"Tad, I'm curious. Why are you so totally down on social responsibility?"
Paul looked from Frank to me and awaited the answer.
"Because it is based on an impoverished epistemology." I offered and then waited for the weight of the response to sink in. I liked coming up with catchy and provocative phrases that we could spend hours unraveling. But Frank wasn't willing to give it to me yet and Paul wouldn't admit that he had no idea was those words meant. So I waited.
After a few moments Frank spoke again. "O.K. I'll bite. What's an impoverished epistemology?"
"It simply means that there are basic assumptions that people make in the name of social responsibility that are never critically challenged. In their excessive self-righteousness they feel that these assumptions are obvious and can't understand why others don't hold the same obvious assumptions."
"Can you give an example?" Paul asked, feeling brave enough to join the conversation.
"Sure. Look at the homeless issue. Many people feel that we should get these homeless people out of the parks and into homes and jobs. They feel that they should have better health care, job training, and suitable clothes. What they really feel is that homeless people should be more like them. They see these dirty people, who don't give a shit about Nordstrom's or BMWs, lounging around in the parks and it challenges their lifestyle and values. So under the socially responsible guise of helping the homeless, they are really trying to force these people to be more like them. Maybe living in the park isn't so bad. Maybe they should question their motives and assumptions. But they don't, so it is an impoverished epistemology."
Paul nodded as though he were digesting this weighty piece of insight. Frank seemed to be thinking about something else entirely.
At that moment Angel came bursting into the Brewer's Pub and came directly over to our table.
"Have a seat Angel and let me buy you a stout." I was just being polite. I knew that Angel would rather drink drain cleaner that to have a beer with us. After years of living with an alcoholic parent, it is difficult to see the value of social drinking.
"I need to see you Professor Wentworth. The sooner the better."
I noticed that Angel did not even look at Frank. And, as far as I could tell, Frank was ignoring Angel. I wondered if they had a falling out or something. I probably should have dealt with it right away, but instead I gulped the last swallow of my stout and ordered another.
"O.K. Angel. I'll try to come by the lab on my way out. If not I'll check with you tomorrow." She looked at me like that wasn't a satisfactory answer but didn't say anything. Instead she turned and left. She looked more like she was marching out than walking out and I had a feeling that I hadn't handled things as well as I should.
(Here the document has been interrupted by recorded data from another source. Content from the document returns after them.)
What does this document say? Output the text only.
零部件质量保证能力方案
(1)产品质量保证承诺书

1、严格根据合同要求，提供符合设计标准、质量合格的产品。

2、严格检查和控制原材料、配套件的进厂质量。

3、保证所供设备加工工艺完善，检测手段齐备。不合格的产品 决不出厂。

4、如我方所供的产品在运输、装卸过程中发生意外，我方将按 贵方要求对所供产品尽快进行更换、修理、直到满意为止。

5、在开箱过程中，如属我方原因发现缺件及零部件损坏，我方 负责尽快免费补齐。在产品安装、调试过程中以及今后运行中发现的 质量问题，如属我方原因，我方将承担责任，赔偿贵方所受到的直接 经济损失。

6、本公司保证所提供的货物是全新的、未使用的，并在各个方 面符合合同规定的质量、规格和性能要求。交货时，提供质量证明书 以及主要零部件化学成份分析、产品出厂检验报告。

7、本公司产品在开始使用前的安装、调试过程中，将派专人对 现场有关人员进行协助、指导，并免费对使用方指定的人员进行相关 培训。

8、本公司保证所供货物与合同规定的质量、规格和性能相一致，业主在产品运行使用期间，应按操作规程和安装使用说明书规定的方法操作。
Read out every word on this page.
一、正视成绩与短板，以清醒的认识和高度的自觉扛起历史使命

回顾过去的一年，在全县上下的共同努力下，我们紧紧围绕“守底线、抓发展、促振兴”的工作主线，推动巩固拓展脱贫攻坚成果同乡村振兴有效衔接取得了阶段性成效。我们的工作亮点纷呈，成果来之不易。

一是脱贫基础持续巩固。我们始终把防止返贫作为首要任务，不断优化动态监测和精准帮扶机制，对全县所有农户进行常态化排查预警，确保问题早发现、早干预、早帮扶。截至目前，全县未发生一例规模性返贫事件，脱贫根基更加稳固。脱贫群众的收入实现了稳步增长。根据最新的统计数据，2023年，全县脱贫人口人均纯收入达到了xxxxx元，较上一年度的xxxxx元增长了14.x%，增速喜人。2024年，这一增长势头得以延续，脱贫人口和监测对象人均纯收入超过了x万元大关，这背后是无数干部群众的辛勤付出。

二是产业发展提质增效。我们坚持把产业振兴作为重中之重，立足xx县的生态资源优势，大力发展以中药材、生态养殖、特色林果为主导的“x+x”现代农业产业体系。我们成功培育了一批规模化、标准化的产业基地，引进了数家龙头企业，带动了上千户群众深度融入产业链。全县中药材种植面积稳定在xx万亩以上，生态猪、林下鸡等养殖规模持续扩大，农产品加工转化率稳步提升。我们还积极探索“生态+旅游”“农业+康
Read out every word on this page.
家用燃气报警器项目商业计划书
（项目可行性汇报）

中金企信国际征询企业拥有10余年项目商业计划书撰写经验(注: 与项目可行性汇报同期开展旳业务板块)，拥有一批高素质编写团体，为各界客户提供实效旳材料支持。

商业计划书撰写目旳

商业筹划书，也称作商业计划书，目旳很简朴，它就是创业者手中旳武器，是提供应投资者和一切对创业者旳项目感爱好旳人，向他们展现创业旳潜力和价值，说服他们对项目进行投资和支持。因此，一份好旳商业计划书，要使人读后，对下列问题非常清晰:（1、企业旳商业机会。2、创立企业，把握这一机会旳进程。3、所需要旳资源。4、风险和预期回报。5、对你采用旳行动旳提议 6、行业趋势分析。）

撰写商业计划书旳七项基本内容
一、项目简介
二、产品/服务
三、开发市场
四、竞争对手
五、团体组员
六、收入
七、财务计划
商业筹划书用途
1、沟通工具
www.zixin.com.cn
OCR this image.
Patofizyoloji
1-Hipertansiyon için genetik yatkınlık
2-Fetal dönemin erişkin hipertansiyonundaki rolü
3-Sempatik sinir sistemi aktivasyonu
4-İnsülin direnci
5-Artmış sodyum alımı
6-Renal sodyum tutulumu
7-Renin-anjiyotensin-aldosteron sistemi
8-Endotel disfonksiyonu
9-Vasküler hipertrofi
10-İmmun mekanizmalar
After two more stouts and some uninspired conversation one of Paul's students spotted us in the Pub and came in to say hello. She ordered a glass of white wine and we all ordered another stout. The conversion got a little livelier as she and Paul discussed human behavior and group dynamics, making frequent references to people in his class that I didn't know. My mind drifted and I noticed that Paul's student (I never did catch her name) was wearing a tight white t-shirt with some sort of logo on it that I didn't recognize. I blinked a few times and wondered if cotton got brighter when it was stretched. I downed my drink in larger gulps and amused myself imagining her mother pulling that t-shirt out of the washing machine all stretched out in front, flipping it a couple of times and saying "Oh, this must be yours, dear."
I couldn't make out the logo. It didn't seem to have any vowels in it. I thought about those charts that eye doctors use to test your vision and thought how much more interesting it would be if they used t shirts instead. C-P-S-R. Must be a band or something.
I noticed that the conversation around the table had gotten very quiet. Out of the corner of my eye, I could see Frank and Paul shifting nervously in their chairs. I looked up and saw that blue eyes was giving me a look of complete disgust. I considered explaining the situation but felt that it would only make things worse. So I just smiled at everyone and waved at the bartender for another brew.
A couple more rounds went by although our guest's wineglass was going down faster from evaporation than from sipping. We were talking about roles that people play and how different situations require quite different roles when blue eyes offered the following probing insight - "I just don't think people should be phony".
I blinked in disbelief and considered leaving town and becoming a hermit.
"What do you mean… phony?" I managed to ask without an edge in my voice.
"I just think people should be who they are" she replied, looking as though this additional insight secured her original claim.
My contempt welled up from deep inside of me and I felt compelled to enlighten Miss Mary Lou Tshirt with regard to impoverished epistemologies. But after all that stout, I couldn't pronounce impoverished or epistemology. I tried four times and she just sat there looking at me like I was the biggest fool she had ever seen in her life. Who knows, maybe I was.